Experiment and document how to use cookies vs headers for JWT tokens

[devraj]

FastAPI-JWT docs would suggest that you are able to use cookies or headers for authentication.

This is partially being raised because I am unable to get the OTC client to pass headers properly which got me to trying to use cookies instead.

This didn't seem to work (I can see that the client is passing the cookie back and forth).

The preference would be to use headers but it will be worthwhile documenting being able to use cookies as part of FastAPI.

[devraj]

Switching to cookies involves these steps note the use of

  Authorize.set_access_cookies(access_token)
  Authorize.set_refresh_cookies(refresh_token)

to set the cookies and

Authorize.unset_jwt_cookies()

to unset (logout) the cookie

Note that in the cookie example the CSRF protection is turned off

class JWTAuthConfig(BaseModel):
  """A model required by the JWT auth plugin

  The FastAPI initialiser registers a decorated instance.
  """
  authjwt_token_location: set = {"cookies"}
  authjwt_secret_key:str = config.JWT_SECRET.get_secret_value()
  authjwt_access_token_expires = False
  authjwt_cookie_csrf_protect: bool = False

[devraj]

This particular portion has to do with the client side code, the OTC api clients can be configured to send headers in the following way.

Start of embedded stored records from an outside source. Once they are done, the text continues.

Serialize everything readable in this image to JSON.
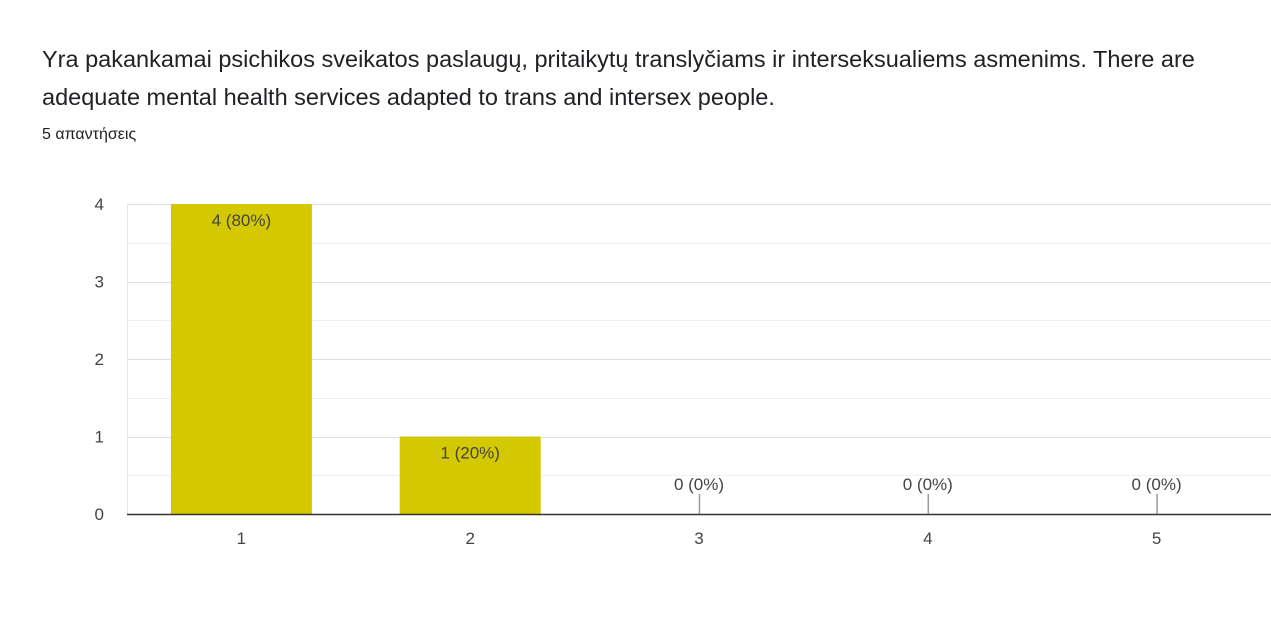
{
  "question": {
    "title": "Yra pakankamai psichikos sveikatos paslaugų, pritaikytų translyčiams ir interseksualiems asmenims.   There are adequate mental health services adapted to trans and intersex people.",
    "response_count": "5 απαντήσεις"
  },
  "colors": {
    "bar": "#d4c900",
    "axis": "#333333",
    "grid": "#e8e8e8",
    "text": "#444444"
  },
  "chart_data": {
    "type": "bar",
    "categories": [
      "1",
      "2",
      "3",
      "4",
      "5"
    ],
    "values": [
      4,
      1,
      0,
      0,
      0
    ],
    "data_labels": [
      "4 (80%)",
      "1 (20%)",
      "0 (0%)",
      "0 (0%)",
      "0 (0%)"
    ],
    "yticks": [
      "0",
      "1",
      "2",
      "3",
      "4"
    ],
    "ylim": [
      0,
      4
    ],
    "xlabel": "",
    "ylabel": "",
    "grid": true,
    "minor_grid": true,
    "legend": "none"
  }
}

Moving away from using cookies will allow us to restore CSRF protection in a uniform way (both things being handled by headers)

OpenAPI.HEADERS = async() => {
  return {};
}

const appContext: AppContextInterface = {
  apiClient: new AcaciaApiClient(OpenAPI),
  isLoggedIn: false,
  isAdmin: false,
  isStaff: false
};

there is merit to documenting both approaches and we should weigh up pros and cons for both.